Grimhood and Deja Ru especially ‘drove me off twitter’, they had blocked me without reason (the former thought I stole a tweet, the latter no clue). I felt as if my entire dream and ‘persona’, that my heart and soul and who I was that I laid out there was entirely rejected and spat upon, that I had no right to live or continue to be the ‘apexofmen’ – even though we both know that isn’t the case, and know that anytime you feel that that it’s not the case and that we’ve all gone through that at one point or another.

I thought that I wasn’t enough or couldn’t compete because I had an anime profile picture and played video games or something – but the people that felt those same things were the people I think I really started this all to help. The underdogs and downtrodden that wanted to be heroes, which sounds weak and cringe on paper but we all know it in our hearts that we all want to be the hero.
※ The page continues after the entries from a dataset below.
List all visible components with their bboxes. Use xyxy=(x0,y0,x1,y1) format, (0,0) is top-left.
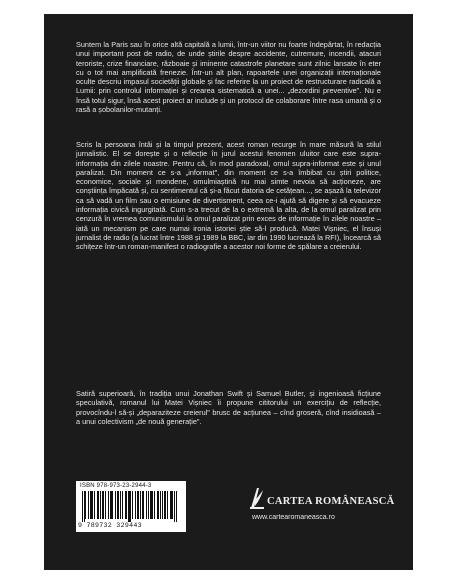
barcode-bar xyxy=(82,491,83,522)
barcode-bar xyxy=(100,491,101,519)
barcode-bar xyxy=(152,491,153,519)
barcode-bar xyxy=(98,491,99,519)
barcode-bar xyxy=(108,491,109,519)
barcode-bar xyxy=(174,491,175,522)
isbn-label: ISBN 978-973-23-2944-3 xyxy=(80,483,152,489)
barcode-bar xyxy=(103,491,104,519)
barcode-bar xyxy=(118,491,119,519)
blurb-paragraph-3: Satiră superioară, în tradiția unui Jonathan Swift și Samuel Butler, și ingenioasă ficțiune speculativă, romanul lui Matei Vișniec îi propune cititorului un exercițiu de reflecție, provocîndu-l să-și „deparaziteze creierul" brusc de acțiunea – cînd groseră, cînd insidioasă – a unui colectivism „de nouă generație". xyxy=(76,389,381,426)
barcode-bar xyxy=(128,491,129,522)
barcode-bar xyxy=(84,491,85,522)
barcode-bar xyxy=(97,491,98,519)
barcode-bar xyxy=(102,491,103,519)
barcode-bar xyxy=(92,491,93,519)
barcode-bar xyxy=(154,491,155,519)
blurb-paragraph-1: Suntem la Paris sau în orice altă capitală a lumii, într-un viitor nu foarte îndepărtat, în redacția unui important post de radio, de unde știrile despre accidente, cutremure, incendii, atacuri teroriste, crize financiare, războaie și iminente catastrofe planetare sunt zilnic lansate în eter cu o tot mai amplificată frenezie. Într-un alt plan, rapoartele unei organizații internaționale oculte descriu impasul societății globale și fac referire la un proiect de restructurare radicală a Lumii: prin controlul informației și crearea sistematică a unei... „dezordini preventive". Nu e însă totul sigur, însă acest proiect ar include și un protocol de colaborare între rasa umană și o rasă a șobolanilor-mutanți. xyxy=(76,40,381,115)
barcode-digits: 9 789732 329443 xyxy=(78,522,142,529)
barcode-bar xyxy=(157,491,158,519)
publisher-website: www.cartearomaneasca.ro xyxy=(252,514,335,521)
barcode-bar xyxy=(138,491,139,519)
barcode-bar xyxy=(94,491,95,519)
barcode-bar xyxy=(115,491,116,519)
barcode-bar xyxy=(117,491,118,519)
barcode-bar xyxy=(91,491,92,519)
back-cover xyxy=(44,14,413,570)
barcode-bar xyxy=(167,491,168,519)
barcode-bar xyxy=(170,491,171,519)
barcode-bar xyxy=(164,491,165,519)
barcode-bar xyxy=(125,491,126,519)
barcode-bar xyxy=(150,491,151,519)
barcode-bars xyxy=(82,491,180,522)
barcode-bar xyxy=(126,491,127,519)
barcode-bar xyxy=(140,491,141,519)
barcode-bar xyxy=(146,491,147,519)
barcode-bar xyxy=(160,491,161,519)
barcode-bar xyxy=(172,491,173,519)
barcode-bar xyxy=(111,491,112,519)
barcode-bar xyxy=(142,491,143,519)
barcode-bar xyxy=(85,491,86,519)
barcode-bar xyxy=(162,491,163,519)
barcode-bar xyxy=(165,491,166,519)
barcode-bar xyxy=(132,491,133,519)
barcode-bar xyxy=(176,491,177,522)
barcode-bar xyxy=(143,491,144,519)
blurb-paragraph-2: Scris la persoana întâi și la timpul prezent, acest roman recurge în mare măsură la stilul jurnalistic. El se dorește și o reflecție în jurul acestui fenomen uluitor care este supra-informația din zilele noastre. Pentru că, în mod paradoxal, omul supra-informat este și unul paralizat. Din moment ce s-a „informat", din moment ce s-a îmbibat cu știri politice, economice, sociale și mondene, omulmiaștină nu mai simte nevoia să acționeze, are conștiința împăcată și, cu sentimentul că și-a făcut datoria de cetățean..., se așază la televizor ca să vadă un film sau o emisiune de divertisment, ceea ce-i ajută să digere și să evacueze informația civică ingurgitată. Cum s-a trecut de la o extremă la alta, de la omul paralizat prin cenzură în vremea comunismului la omul paralizat prin exces de informație în zilele noastre – iată un mecanism pe care numai ironia istoriei știe să-l producă. Matei Vișniec, el însuși jurnalist de radio (a lucrat între 1988 și 1989 la BBC, iar din 1990 lucrează la RFI), încearcă să schițeze într-un roman-manifest o radiografie a acestor noi forme de spălare a creierului. xyxy=(76,140,381,252)
barcode-bar xyxy=(129,491,130,522)
barcode-bar xyxy=(148,491,149,519)
barcode-bar xyxy=(151,491,152,519)
barcode-bar xyxy=(122,491,123,519)
barcode-bar xyxy=(135,491,136,519)
barcode-bar xyxy=(90,491,91,519)
barcode-bar xyxy=(158,491,159,519)
barcode-bar xyxy=(120,491,121,519)
barcode-bar xyxy=(112,491,113,519)
barcode-bar xyxy=(130,491,131,522)
barcode-bar xyxy=(137,491,138,519)
publisher-name: CARTEA ROMÂNEASCĂ xyxy=(267,496,395,507)
barcode-bar xyxy=(88,491,89,519)
book-feather-icon xyxy=(249,486,265,510)
barcode-bar xyxy=(105,491,106,519)
barcode-bar xyxy=(110,491,111,519)
barcode-bar xyxy=(171,491,172,519)
barcode xyxy=(76,481,186,532)
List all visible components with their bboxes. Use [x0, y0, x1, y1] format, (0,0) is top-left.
I was suffering from Imposter syndrome, Identity crises, Isolation, and all these other things all at once – after all, these ‘syndromes’ are just checklists somebody somewhere at sometime wrote down and called it this, and said this is how things are.

My bedroom and Twitter had become my world, instead of the real world.

I always tried and often was truthful and honest with these articles and writings, but when others write pieces like this I always scoffed and still do scoff because of how disingenous they feel, perhaps because they always end up putting a link to their products or email list at the bottom of it or just so happen to mention it 5 times in the course of the article.

But then and now I realize it’s not necessarily cringe or stupid or gay or weak or disingenuous to write truthful and honest, vulnerable articles like this (unless they’re using it peddle something, which they are lmao), but part of being the ApexofMen is having the courage and bravery to let your guard down, to tear your shirt off and let the world gaze unto your heart, with all its radiant golden valves but also the dark and abyssal peckered holes lying throughout it as well.

If others can learn from my vulnerability and perhaps looking like a weak or insolent fool, then so be it. If I can learn and become stronger from ‘putting myself out there’ and so can others, then I will gladly do it.

Because that is The Pursuit of Perfection – Learning from your mistakes and rising above your fears and anxieties and imperfections.

Rise from the ashes like the Phoenix, rise above yourself each and every day as you climb the pyramid towards The Apex of Men.